Chapter 34. CIEE buat kita semua

560 96 62
                                    

Hae :)








.....

Langit melukis jingga dengan warna yang paling indah, beberapa burung merpati yang entah milik siapa tengah mengepakan sayap dengan bebas, juga sensasi dingin yang menyegarkan saat angin berhembus dan menghapus keringat menjadi momen yang menenangkan lagi menyenangkan.

Sama seperti tahun sebelumnya, pentas seni dengan megah dan meriah diadakan selama dua hari. Di hari pertama ini, semuanya berjalan dengan cukup mulus. Hanya ada beberapa masalah kecil yang bisa diselesaikan dengan cepat tanpa merusak keseluruhan acara.

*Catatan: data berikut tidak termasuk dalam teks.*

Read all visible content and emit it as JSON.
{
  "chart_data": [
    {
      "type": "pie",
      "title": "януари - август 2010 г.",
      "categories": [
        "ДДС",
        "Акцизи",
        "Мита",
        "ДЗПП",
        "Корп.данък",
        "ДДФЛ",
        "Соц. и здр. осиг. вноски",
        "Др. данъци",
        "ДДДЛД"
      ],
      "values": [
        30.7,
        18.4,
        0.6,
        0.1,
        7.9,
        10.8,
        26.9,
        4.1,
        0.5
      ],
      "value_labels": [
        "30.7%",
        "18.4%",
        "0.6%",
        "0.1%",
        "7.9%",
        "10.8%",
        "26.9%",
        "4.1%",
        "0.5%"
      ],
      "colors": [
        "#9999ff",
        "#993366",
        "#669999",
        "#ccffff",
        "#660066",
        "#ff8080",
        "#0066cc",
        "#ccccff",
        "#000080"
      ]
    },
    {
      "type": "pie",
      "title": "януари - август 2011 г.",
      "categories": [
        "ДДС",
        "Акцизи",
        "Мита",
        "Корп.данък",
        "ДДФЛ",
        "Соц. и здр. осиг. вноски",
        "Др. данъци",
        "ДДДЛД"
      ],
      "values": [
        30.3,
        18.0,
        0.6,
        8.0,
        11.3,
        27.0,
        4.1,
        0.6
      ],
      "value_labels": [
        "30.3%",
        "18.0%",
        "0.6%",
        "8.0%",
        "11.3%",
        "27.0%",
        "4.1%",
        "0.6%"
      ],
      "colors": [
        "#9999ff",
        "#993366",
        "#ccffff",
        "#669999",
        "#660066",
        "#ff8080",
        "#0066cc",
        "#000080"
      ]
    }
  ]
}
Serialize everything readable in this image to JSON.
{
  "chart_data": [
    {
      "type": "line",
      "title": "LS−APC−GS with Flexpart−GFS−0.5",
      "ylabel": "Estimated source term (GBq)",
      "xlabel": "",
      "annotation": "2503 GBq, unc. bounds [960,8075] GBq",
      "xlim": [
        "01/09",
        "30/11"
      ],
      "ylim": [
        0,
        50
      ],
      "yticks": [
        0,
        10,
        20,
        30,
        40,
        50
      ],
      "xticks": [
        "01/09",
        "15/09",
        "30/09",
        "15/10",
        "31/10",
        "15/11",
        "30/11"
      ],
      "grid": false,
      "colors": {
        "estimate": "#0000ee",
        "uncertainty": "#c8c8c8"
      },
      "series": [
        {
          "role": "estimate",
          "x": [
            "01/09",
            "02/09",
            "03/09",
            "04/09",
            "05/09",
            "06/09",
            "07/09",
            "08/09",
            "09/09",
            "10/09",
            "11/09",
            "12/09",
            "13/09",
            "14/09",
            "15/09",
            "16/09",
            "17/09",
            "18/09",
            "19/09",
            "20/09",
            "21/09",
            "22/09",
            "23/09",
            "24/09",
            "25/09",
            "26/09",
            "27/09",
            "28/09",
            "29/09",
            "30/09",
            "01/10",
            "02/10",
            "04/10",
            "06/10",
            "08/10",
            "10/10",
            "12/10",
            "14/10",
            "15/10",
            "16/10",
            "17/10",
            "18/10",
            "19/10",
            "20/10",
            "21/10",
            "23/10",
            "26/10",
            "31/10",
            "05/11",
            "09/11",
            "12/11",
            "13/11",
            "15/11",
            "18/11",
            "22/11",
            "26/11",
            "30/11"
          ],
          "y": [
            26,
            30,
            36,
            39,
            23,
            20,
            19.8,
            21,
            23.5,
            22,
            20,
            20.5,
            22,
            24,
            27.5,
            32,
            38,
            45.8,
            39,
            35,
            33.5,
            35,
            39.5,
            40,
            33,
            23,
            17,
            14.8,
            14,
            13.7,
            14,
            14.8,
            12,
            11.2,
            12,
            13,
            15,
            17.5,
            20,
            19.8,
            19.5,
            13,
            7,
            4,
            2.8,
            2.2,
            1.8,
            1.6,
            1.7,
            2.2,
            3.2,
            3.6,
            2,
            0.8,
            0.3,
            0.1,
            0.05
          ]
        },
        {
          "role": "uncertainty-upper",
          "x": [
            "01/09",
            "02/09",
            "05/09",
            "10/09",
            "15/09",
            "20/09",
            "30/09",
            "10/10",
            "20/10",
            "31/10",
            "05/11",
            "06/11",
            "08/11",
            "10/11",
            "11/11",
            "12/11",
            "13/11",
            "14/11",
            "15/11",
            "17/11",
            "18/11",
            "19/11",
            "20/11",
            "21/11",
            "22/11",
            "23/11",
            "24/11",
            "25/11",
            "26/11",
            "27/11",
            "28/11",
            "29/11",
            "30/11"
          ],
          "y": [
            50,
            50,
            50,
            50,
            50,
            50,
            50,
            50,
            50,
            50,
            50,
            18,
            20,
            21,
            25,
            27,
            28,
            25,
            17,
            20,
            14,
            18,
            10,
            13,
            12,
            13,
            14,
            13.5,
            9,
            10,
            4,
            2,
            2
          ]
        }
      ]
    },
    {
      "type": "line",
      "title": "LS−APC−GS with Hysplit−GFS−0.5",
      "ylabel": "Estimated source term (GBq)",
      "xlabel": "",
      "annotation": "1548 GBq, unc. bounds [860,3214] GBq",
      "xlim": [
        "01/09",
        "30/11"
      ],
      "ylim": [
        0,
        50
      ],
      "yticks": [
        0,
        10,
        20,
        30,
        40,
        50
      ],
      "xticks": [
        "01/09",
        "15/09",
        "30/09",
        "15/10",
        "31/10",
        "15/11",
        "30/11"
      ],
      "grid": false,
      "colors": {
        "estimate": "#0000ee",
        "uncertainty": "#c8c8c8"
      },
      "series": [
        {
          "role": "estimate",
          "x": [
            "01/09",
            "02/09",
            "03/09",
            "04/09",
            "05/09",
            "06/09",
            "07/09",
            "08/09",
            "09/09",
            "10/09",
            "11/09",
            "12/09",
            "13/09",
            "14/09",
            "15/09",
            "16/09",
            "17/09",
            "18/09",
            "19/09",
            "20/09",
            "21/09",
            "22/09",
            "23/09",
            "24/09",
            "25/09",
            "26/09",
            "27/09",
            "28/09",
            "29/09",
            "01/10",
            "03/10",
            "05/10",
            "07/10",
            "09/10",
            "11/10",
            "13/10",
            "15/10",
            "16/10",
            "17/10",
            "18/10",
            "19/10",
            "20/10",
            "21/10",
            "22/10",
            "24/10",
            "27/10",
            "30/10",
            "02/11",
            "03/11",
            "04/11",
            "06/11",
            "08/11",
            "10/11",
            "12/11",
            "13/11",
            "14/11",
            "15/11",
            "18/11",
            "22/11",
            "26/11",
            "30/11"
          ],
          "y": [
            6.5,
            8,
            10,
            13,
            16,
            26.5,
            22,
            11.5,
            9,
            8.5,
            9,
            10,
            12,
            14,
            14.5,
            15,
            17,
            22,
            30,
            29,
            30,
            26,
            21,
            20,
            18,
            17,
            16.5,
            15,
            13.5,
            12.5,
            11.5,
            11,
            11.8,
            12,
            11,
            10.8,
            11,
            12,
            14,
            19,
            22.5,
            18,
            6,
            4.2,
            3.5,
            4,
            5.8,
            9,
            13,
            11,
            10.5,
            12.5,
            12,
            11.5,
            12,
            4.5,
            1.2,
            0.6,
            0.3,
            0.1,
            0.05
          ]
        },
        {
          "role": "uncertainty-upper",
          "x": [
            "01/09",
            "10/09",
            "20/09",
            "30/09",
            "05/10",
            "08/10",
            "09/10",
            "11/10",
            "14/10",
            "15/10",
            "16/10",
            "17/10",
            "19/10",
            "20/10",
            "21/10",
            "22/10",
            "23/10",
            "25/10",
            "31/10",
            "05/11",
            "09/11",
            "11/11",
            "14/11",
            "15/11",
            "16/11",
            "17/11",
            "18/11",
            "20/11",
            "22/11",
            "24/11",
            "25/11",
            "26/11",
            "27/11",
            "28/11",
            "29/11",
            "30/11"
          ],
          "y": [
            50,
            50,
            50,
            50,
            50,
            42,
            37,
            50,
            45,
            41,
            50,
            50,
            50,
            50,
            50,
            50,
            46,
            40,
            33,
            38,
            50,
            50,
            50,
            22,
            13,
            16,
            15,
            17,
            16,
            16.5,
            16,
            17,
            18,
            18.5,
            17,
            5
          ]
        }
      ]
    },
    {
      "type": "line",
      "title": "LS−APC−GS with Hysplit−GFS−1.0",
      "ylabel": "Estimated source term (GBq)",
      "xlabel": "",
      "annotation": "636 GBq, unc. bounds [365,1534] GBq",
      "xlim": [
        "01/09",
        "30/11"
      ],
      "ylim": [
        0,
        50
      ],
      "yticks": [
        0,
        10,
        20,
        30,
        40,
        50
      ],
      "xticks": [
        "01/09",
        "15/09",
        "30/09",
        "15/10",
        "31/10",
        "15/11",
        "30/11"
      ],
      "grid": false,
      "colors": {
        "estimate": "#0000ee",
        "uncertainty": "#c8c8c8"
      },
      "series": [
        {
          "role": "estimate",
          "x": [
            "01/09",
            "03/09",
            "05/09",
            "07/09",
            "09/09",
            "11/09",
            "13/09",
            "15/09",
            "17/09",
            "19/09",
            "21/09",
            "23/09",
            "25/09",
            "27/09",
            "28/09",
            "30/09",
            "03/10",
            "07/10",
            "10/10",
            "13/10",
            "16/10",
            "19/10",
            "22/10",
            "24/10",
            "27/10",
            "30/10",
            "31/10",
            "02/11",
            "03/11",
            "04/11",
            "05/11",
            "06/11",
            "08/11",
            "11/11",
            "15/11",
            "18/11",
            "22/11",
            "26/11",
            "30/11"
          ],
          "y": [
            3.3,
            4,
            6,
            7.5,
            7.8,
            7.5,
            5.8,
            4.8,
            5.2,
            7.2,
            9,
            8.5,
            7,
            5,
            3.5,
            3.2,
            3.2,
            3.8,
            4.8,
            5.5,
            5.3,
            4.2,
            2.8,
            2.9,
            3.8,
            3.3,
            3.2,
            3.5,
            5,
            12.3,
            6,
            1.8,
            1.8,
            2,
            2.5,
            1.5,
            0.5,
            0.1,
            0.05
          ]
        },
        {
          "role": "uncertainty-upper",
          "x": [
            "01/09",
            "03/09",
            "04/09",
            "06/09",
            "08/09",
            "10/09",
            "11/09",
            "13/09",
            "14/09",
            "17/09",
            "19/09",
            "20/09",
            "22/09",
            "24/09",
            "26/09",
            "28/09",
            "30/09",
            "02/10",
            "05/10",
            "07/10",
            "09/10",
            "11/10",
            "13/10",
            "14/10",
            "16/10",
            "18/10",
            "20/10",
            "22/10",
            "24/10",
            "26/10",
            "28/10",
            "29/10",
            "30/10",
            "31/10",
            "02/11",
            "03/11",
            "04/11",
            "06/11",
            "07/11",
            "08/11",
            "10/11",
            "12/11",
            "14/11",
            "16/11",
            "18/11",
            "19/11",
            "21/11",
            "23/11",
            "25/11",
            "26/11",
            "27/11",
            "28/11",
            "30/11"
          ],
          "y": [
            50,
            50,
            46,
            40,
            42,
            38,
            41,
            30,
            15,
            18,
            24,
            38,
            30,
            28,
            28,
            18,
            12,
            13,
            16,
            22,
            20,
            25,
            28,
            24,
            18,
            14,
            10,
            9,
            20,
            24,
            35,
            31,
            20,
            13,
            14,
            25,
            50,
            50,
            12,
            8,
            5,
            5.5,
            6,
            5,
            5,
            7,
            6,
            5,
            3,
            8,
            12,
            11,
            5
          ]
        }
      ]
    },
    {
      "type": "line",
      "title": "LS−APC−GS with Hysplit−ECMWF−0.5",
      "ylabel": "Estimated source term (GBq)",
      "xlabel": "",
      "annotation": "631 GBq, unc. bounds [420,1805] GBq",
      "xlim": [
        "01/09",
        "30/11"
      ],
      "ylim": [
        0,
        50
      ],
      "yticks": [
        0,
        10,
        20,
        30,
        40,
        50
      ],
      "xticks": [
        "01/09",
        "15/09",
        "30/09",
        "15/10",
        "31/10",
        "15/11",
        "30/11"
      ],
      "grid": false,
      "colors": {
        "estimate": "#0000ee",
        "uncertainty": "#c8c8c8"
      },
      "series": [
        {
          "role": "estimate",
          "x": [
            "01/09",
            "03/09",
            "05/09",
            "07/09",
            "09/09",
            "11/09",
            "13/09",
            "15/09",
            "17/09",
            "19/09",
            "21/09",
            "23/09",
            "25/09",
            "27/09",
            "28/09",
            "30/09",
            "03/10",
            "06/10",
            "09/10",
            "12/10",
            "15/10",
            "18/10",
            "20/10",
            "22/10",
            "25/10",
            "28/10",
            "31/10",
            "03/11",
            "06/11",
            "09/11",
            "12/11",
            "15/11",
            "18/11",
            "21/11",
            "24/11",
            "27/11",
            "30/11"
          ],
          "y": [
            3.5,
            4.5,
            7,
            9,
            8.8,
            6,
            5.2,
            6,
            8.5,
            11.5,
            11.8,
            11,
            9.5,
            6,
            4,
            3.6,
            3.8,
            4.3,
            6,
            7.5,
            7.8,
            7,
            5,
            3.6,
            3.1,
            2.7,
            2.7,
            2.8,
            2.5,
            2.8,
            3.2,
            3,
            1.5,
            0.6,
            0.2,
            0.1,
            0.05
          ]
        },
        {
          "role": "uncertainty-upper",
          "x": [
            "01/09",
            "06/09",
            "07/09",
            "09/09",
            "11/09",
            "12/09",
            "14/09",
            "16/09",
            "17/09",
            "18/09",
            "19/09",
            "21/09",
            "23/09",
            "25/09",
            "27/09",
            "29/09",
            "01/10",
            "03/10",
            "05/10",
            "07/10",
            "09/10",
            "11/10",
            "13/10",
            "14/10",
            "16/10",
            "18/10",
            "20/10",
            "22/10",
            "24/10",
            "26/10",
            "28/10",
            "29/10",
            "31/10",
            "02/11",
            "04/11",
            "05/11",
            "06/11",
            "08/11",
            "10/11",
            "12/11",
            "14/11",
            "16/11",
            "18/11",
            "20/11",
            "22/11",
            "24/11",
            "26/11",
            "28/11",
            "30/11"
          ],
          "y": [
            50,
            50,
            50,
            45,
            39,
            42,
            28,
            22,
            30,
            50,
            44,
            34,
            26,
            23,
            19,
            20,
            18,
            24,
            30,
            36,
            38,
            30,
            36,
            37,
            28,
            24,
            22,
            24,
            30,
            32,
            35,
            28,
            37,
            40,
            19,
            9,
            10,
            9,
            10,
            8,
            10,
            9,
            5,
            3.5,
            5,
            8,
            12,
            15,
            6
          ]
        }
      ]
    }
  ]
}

Mempertimbangkan fakta kalau hari esok adalah puncak acara, sebagian pengurus osis yang khawatir bangun kesiangan memilih untuk menetap dan menginap di sekolah. Tapi bagi Seungmin pribadi, dia ada di sini murni karena ingin mengecap sendiri rasanya bermalam di sekolah.

Saat malam tiba, dia membungkus tubuhnya dengan sarung motif kotak-kotak entah milik siapa dan bergabung di teras sekretariat bersama yang lainnya.

Memangku gitar dan memetik senarnya dengan ahli, Chan bernyanyi dengan suara lembutnya, "Mungkin butuh kursus merangkai kata untuk bicara. Dan aku benci harus jujur padamu, tentang semua ini."

Duduk berhadapan dengannya, Seungmin memperhatikan bagaimana Chan bermain gitar, dan mengiringi permainannya dengan suara kecil, "Jam dinding pun tertawa karna ku hanya diam dan membisu."

"Ingin kumaki! Diriku sendiri!! Yang tak berkutik di depanmu!!!!" Changbin dan Beomgyu tampak bersemangat.

Daewhi memegang botol akua sebagai mikrofon, berseru, "Epribadi sing!"

"Ada yang lain disenyummu yang membuat lidahku gugup tak bergerak. Ada pelangi dibola matamu seakan memaksa dan terus memaksa, ada pelangii!!!!"

Alih-alih nada tinggi, mereka berteriak sampai urat tercetak dileher masing-masing. Chan tertawa tanpa suara tapi petikan gitarnya masih terjaga dengan baik. Sehabis berteriak, mereka semua yang ada di sana seketika berdeham, siap untuk menyanyikan untuk yang terakhir dengan penuh perasaan.

Chenle dan Wonjin sampai melambaikan tangan ke kanan dan kiri seperti penonton bayaran, ingin memberi efek ala ala.

"Ada yang lain disenyummu yang membuat lidahku gugup tak bergerak. Ada pelangi dibola matamu dan memaksa diri tuk bilang aku sayang padamu~ aku sayang padamu~"

Lagu berakhir bersamaan dengan pak satpam yang menyuruh mereka untuk masuk ke dalam sekretariat dan bersiap tidur karena sudah pukul sepuluh malam. Mau tidak mau, mereka menurut.

Tapi yang namanya anak muda, beberapa di antara mereka memanfaatkan lampu yang sudah dimatikan sebagai latar untuk menonton film di laptop dengan volume seminimal mungkin supaya tidak ketahuan.

Sementara mereka asyik menonton insidius, Seungmin sudah bertransformasi menjadi ulat kotak-kotak. Dia menghadap ke tembok, memunggungi Hyunjin yang masih terlihat berkedip dan Chan yang berkelana ke dream land sambil mendengkur. Maklum, paketos kita teramat lelah.

Tapi karena merasa pengap, Seungmin mengubah arah untuk berbalik dan berbaring menyamping ke arah Hyunjin. Dengan cahaya yang minim, dia masih bisa menangkap bagaimana Hyunjin yang berkedip dengan lambat.

"Mikirin apa?"

Hyunjin tersentak. Menyamping ke arah Seungmin, dia tersenyum kecil, "Enggak mikirin apa-apa, cuman ngelamun. Ko belum tidur Wid?"

Secara alami, Seungmin balas menatap Hyunjin. Namun mata Hyunjin terhalang beberapa helai anak rambut. Tangannya terulur untuk merapihkan anak rambut itu dan berkomentar terlepas dari kesadarannya, "Udah panjang."